Оба этих варианта по размышлении отвергаются.
Тут следует вновь обратиться к его предсмертному спору с Кавелиным.
Выше уже приводилась запись о том, что инквизитора, «сожигающего еретиков» в согласии со своими убеждениями, нельзя признать нравственным человеком. Через несколько страниц Достоевский вновь возвращается к этой теме.
«Проливать кровь вы не считаете нравственным, но проливать кровь по убеждению вы считаете нравственным. Но, позвольте, почему безнравственно кровь проливать?»[364]
Это моральная проблема Родиона Раскольникова.
Действительно: если пролитие «крови по совести» (то есть в согласии с внутренним убеждением) допустимо (а именно так полагает Раскольников), тогда в принципе допустимо любое пролитие крови, ибо подходящие «убеждения» всегда найдутся. Убийство может быть оправдано соображениями высшей целесообразности, но от этого само по себе оно не становится моральным актом.
«Нравственно, – записывает Достоевский, – только то, что совпадает с вашим чувством красоты и с идеалом, в котором вы её воплощаете».
Раскольникова погубила эстетика: перешагнув порог этический, он споткнулся именно на ней – оказался «эстетической вошью». Сходная участь постигла и Ставрогина («Некрасивость убьёт, – прошептал Тихон, опуская глаза», – после того как выслушал исповедь Ставрогина о растлении им двенадцатилетней Матрёши).
Этика, не совпадающая с идеалом красоты, грозит своему адепту самоуничтожением.
«Нравственный образец и идеал есть у меня один, Христос, – ещё раз приведём запись в последней тетради. – Спрашиваю: сжёг ли бы он еретиков, – нет. Ну так, значит, сжигание еретиков есть поступок безнравственный»[365].
Против этой записи, на полях, он ставит NB, три плюса и два восклицательных знака.
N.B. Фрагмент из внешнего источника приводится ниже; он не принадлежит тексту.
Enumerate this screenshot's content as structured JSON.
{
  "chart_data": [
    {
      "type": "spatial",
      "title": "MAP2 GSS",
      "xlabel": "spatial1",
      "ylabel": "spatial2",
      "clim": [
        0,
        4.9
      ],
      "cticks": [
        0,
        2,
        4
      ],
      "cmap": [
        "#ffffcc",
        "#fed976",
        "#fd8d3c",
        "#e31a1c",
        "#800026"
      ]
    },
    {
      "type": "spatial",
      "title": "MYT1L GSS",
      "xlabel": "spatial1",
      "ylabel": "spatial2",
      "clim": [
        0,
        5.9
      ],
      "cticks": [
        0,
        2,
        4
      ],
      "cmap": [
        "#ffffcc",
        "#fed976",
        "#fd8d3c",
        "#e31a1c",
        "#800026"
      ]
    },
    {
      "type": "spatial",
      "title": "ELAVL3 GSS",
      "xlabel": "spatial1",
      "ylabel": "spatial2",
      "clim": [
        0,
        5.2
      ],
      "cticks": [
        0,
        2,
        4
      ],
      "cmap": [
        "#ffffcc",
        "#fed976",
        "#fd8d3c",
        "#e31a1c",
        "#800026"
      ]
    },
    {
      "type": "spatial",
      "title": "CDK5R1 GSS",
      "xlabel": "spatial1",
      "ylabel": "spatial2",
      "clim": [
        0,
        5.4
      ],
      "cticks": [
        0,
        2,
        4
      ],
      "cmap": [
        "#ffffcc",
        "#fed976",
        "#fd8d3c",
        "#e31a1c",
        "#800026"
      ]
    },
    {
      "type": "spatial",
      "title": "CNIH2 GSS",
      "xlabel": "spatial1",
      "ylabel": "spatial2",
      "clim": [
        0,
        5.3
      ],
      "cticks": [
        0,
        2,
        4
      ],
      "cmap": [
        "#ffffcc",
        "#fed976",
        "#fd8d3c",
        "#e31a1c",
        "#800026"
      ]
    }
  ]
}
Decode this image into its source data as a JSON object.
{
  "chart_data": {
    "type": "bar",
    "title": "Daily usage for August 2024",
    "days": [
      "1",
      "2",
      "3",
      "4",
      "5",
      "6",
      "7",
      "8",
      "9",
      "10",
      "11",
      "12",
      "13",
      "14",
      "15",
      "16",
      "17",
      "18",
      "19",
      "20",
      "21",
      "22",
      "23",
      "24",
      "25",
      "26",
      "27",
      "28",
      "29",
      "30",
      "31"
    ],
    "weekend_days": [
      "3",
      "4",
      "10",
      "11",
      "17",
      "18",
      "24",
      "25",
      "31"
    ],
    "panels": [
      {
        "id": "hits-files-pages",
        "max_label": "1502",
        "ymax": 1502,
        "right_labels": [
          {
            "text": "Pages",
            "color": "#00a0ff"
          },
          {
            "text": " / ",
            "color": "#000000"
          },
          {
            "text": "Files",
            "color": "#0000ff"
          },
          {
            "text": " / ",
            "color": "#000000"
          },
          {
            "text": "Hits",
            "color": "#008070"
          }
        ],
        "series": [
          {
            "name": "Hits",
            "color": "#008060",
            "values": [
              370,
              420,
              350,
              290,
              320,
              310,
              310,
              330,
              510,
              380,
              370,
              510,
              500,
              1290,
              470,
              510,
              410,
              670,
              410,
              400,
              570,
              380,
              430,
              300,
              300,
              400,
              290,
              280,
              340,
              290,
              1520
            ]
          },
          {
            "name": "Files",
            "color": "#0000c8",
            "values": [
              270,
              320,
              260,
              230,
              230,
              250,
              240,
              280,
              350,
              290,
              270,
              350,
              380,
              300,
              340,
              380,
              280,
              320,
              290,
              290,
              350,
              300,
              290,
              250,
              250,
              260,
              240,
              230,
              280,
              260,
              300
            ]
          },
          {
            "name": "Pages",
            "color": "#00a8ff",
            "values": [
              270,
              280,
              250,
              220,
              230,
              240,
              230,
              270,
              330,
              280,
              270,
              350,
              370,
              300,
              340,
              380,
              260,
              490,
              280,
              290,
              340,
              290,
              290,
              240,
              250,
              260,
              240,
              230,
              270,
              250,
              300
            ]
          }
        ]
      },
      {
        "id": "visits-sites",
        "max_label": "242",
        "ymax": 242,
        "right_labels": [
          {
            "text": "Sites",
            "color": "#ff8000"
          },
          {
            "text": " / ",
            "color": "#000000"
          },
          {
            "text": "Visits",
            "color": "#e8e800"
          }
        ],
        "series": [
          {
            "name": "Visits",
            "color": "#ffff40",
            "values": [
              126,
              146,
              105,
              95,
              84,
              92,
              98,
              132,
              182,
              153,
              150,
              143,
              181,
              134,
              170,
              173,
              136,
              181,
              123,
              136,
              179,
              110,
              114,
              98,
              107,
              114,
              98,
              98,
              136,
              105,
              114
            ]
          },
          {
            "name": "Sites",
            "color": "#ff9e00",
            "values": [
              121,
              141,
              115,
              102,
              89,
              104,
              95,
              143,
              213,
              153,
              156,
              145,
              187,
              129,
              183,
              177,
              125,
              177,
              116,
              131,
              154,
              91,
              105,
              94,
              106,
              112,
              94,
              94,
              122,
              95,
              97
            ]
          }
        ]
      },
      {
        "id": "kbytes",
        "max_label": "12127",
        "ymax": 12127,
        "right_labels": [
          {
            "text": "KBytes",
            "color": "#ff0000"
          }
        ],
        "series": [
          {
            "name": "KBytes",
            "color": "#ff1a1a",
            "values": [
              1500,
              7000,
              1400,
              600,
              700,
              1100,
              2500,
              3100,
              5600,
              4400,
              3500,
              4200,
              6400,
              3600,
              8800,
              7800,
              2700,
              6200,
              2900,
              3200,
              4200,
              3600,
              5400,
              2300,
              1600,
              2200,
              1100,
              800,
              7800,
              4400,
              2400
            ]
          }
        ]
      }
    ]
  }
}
В споре с Кавелиным Достоевский оперирует примерами историческими. Сжигание еретиков – это эпоха Великого Инквизитора, «ночь Средневековья».
Но у него есть аргументы и поновее.
«Помилуйте, – записывает Достоевский, – если я хочу по убеждению, неужели я человек нравственный. Взрываю Зимний дворец, разве это нравственно»[366].
Попробуем в данном случае применить тот же критерий, который принимает сам Достоевский.
Христос, взрывающий Зимний дворец, – это выглядит чудовищно.
Но намного ли лучше выглядит Христос, доносящий полиции на тех, кто взрывает?
В разговоре с Сувориным Достоевский говорит, что он мысленно перебрал все причины, которые могли бы заставить его донести на взрывателей. «Причины основательные, солидные, и затем обдумал причины, которые мне не позволяли бы это сделать. Эти причины прямо ничтожные. Просто – боязнь прослыть доносчиком»[367].
Думается, что в последнем случае Достоевский кое-что недоговаривает. Среди «непозволяющих» причин были не только одни «ничтожные».
В той же записной тетради сказано: «…иногда нравственнее бывает не следовать убеждениям, и сам убеждённый, вполне сохраняя своё убеждение, останавливается от какого-то чувства и не совершает поступка»[368].
Донос – даже в соответствии с убеждениями – не становится от этого эстетически ценным. «Некрасивость» убийства не выкупается «красотой» предательства.
Как же должен был поступить Христос (или, что легче представить, Алёша Карамазов), окажись он у магазина Дациаро? Лично схватить преступников или кликнуть городового, то есть вмешать в дело «кесаря»? Броситься в Зимний дворец и погибнуть вместе с взрываемыми?
Из этого положения не было выхода.
«Мне бы либералы не простили. Они измучили бы меня, довели бы до отчаяния»[369] – так передает Суворин слова Достоевского. Выставляется причина внешняя и, по сути, не главная. «До отчаяния» могла скорее довести собственная совесть – колебание нравственное.
Либералы, однако, упомянуты не случайно. Отношение либерального общества к политическому террору своей двусмысленностью подавало повод вспомнить поведение Ивана Карамазова, уезжающего перед убийством отца в Чермашню. Такая нравственная позиция невыносима для Достоевского. Но, как сказано, невыносима и мысль о возможности политического доноса (уж никак не совпадающего с «чувством красоты»).
Вопрос о личном моральном самоопределении оставался открытым.
Ещё один промахВ те самые часы, когда Достоевский вёл долгую беседу с издателем «Нового времени», собеседники ещё не знали, что на улицах Петербурга происходит нечто, имеющее самое непосредственное отношение к их сегодняшнему разговору.